I spent 2 nights alone in the woods between Savannah and Greenville, SC. I crossed the border into South Carolina shortly after leaving Savannah, and began to encounter hills. It was an interesting adjustment to ride in hills again after nearly 2 months below 400 feet in in elevation. Wide, empty tracts of land and large pine plantations made up much of the scenery. I rode bridges over some beautiful reservoirs, ended up on some soft dirt roads, and got chased by more dogs than anywhere I've been. One dog started chasing me on a steep downhill, so I just pedaled and sped up, thinking I would lose the dog quickly, but it kept up with me as I pedaled faster and faster down the hill, picking up more speed than I had in weeks. It was the longest hill I had gone down since leaving Missouri, and yet, I just barely lost the dog before the bottom of it. I imagine that I was going somewhere near 30 mph, but the batteries on my speedometer had died, and I had failed to charge replacements. I hate to think what might have happened had the dog caught up!
I passed lots of houses and trailers with questionable foundations, and even one which a tree had completely smashed, though no one had done anything about it. I passed lots of churches and church-goers on a Sunday morning, and arrived in Greenville, SC at the home of couchsurfer Jessica Wilson on Sunday night.
Jessica is a yoga teacher and jewelery maker who spent 4 years traveling around South America. A big part of that trip was on a bicycle, so we had lots of stories to share, and could easily relate to each others' experiences. Jessica took me to the end of a super-bowl party after a delicious, healthy dinner of quinoa and veggies.
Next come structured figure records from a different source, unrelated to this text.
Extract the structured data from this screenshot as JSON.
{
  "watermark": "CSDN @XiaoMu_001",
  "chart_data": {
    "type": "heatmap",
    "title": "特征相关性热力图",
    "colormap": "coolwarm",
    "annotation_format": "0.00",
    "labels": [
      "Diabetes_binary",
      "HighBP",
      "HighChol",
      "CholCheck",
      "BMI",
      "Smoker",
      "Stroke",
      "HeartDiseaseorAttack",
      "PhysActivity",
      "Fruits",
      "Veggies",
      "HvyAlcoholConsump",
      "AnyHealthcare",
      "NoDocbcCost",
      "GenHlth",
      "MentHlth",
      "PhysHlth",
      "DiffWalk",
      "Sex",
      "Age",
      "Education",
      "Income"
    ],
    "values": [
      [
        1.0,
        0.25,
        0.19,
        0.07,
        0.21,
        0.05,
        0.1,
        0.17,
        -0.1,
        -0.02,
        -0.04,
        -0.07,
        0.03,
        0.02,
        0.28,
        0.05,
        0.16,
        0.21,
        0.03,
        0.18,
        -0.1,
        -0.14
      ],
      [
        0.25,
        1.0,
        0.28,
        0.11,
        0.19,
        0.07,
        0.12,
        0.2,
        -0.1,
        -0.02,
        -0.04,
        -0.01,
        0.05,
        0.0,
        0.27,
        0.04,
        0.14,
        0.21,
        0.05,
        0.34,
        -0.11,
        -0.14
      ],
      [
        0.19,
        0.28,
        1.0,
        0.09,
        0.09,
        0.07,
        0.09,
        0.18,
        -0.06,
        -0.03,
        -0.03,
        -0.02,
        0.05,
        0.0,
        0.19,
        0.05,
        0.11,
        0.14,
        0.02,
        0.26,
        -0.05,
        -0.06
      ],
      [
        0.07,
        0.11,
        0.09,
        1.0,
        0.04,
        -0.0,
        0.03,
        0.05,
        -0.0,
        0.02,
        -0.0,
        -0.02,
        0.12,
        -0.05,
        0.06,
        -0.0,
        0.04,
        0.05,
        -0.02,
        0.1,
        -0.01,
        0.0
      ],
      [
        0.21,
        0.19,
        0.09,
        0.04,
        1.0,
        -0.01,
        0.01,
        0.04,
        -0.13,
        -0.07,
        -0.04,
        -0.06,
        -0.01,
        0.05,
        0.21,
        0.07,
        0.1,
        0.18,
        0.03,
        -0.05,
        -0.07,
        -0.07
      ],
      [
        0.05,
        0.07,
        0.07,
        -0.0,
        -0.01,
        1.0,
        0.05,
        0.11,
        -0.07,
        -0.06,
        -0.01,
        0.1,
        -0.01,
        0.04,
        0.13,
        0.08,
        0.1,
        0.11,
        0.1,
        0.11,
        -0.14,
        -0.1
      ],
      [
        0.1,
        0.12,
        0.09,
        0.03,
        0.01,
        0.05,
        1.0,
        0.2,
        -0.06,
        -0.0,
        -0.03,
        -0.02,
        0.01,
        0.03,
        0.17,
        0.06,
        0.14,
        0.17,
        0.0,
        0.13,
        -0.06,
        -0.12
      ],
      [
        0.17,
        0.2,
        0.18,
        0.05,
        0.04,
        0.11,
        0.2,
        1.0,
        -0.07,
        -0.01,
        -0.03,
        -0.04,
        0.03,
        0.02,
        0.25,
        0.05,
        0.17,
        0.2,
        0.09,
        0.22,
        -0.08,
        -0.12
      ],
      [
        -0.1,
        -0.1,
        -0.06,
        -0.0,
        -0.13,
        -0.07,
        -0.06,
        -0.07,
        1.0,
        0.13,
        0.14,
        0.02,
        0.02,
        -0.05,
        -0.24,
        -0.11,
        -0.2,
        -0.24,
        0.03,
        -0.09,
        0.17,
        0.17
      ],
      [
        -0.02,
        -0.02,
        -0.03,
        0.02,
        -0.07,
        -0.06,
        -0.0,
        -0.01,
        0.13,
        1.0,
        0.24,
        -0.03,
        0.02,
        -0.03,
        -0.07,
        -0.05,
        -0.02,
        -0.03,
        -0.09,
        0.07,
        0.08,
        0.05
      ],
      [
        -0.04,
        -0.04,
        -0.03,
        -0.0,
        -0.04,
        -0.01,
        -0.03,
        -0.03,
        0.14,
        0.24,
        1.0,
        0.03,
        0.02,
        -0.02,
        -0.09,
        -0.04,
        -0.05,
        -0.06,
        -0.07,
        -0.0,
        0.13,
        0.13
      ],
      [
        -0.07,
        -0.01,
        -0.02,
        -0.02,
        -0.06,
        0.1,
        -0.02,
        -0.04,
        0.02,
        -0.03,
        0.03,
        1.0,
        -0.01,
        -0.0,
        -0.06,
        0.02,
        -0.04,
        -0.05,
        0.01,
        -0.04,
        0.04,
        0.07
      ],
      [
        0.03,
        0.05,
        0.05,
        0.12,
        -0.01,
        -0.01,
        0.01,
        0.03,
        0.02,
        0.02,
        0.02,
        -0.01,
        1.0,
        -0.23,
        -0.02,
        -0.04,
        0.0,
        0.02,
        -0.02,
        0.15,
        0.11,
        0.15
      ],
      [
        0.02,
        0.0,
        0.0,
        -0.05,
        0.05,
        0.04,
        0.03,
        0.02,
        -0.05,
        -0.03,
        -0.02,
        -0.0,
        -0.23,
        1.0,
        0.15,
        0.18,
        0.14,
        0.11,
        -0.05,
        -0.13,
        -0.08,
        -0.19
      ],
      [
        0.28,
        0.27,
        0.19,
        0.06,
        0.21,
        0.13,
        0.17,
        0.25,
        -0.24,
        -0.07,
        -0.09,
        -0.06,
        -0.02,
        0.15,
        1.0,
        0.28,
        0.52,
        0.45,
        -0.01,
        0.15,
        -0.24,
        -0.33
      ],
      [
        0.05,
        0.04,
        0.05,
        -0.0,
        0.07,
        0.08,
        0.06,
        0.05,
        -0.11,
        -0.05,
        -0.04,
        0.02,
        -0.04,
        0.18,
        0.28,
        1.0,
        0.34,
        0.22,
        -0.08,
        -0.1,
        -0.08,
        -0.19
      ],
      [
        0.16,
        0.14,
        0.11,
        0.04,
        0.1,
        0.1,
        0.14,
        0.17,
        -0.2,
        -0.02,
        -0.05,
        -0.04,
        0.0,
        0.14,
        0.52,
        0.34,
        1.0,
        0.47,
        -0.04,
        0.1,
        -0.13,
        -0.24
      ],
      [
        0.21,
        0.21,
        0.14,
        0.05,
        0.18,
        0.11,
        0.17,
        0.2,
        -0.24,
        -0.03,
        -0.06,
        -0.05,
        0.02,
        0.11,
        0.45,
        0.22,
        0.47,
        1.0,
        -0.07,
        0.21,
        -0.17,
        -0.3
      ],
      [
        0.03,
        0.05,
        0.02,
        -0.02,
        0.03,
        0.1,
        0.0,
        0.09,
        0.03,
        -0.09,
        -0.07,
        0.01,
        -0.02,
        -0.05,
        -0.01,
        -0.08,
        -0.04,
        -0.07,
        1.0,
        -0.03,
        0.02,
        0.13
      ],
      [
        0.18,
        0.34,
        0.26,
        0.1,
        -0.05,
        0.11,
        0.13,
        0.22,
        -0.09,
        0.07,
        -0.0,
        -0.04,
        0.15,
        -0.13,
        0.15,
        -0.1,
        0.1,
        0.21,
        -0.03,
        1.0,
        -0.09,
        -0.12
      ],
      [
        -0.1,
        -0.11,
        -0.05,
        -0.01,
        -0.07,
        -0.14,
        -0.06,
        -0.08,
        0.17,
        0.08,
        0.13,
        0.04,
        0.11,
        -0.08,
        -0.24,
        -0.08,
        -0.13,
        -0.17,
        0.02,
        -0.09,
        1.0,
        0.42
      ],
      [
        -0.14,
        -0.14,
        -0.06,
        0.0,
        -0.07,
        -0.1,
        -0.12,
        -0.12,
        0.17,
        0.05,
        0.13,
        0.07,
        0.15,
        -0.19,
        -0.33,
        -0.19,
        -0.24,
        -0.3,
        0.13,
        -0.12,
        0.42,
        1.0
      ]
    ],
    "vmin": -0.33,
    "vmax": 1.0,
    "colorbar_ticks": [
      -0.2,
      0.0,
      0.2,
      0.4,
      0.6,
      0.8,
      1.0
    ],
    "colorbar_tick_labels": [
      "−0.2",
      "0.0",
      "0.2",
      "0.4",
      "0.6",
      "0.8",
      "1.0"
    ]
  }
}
We hung out with her friends, a couple from Germany and Switzerland, and shared stories of traveling and pursuing dreams. The next morning, Jessica took me to a couple of her favorite places in the city, and I departed at noon. I hope to make it back down to Greenville to visit, as I am now living only 40 miles away.
The ride into Hendersonville started with a new, well-paved bike path, and then a massive climb up some fairly steep mountains through beautiful forest. It was a cold day, and I had trouble keeping the right layers on as I heated up climbing the steep hills, and then cooled down SO fast going downhill. My ride into Greenville had been over 70 degrees, and my ride into Hendersonville hovered around 40. It seemed that as soon as I made it to the top of the mountain, winter suddenly set in. Waterfalls danced through the rhododendron leaves as I made my way through thick forested highways with rocky cliffs covered in ferns and moss. I was so happy that this was going to be my home for the next 4 months! I pedaled onto the Kanuga grounds just before 5 pm, and rode straight into a gathering of my new co-workers, who were all getting prepared to carpool to dinner. After some short greetings, I moved into my new room, and went to dinner with the crew. Now, I have had dinner with the same folks every night since, and I am enjoying this group immensely.
Taking a break from long-distance biking is taking some adjusting. I've been off of the bike for a week now, and I feel like I'm already losing some strength and endurance. My appetite is calming down, now that I'm being fed 3 buffet meals a day. I'm glad to have the mountain bike now, as there are trails on the property here, as well as in the Dupont National Forest less than 10 miles down the road. I also plan to ride into town on a fairly regular basis when the weather warms up a bit. For the end of training this week, all of the staff (16 of us in total, including instructors and admin) will be heading to Charlotte, South Carolina for some biking and sea kayaking on the beach. I am looking forward to seeing a new place that I have heard a lot about.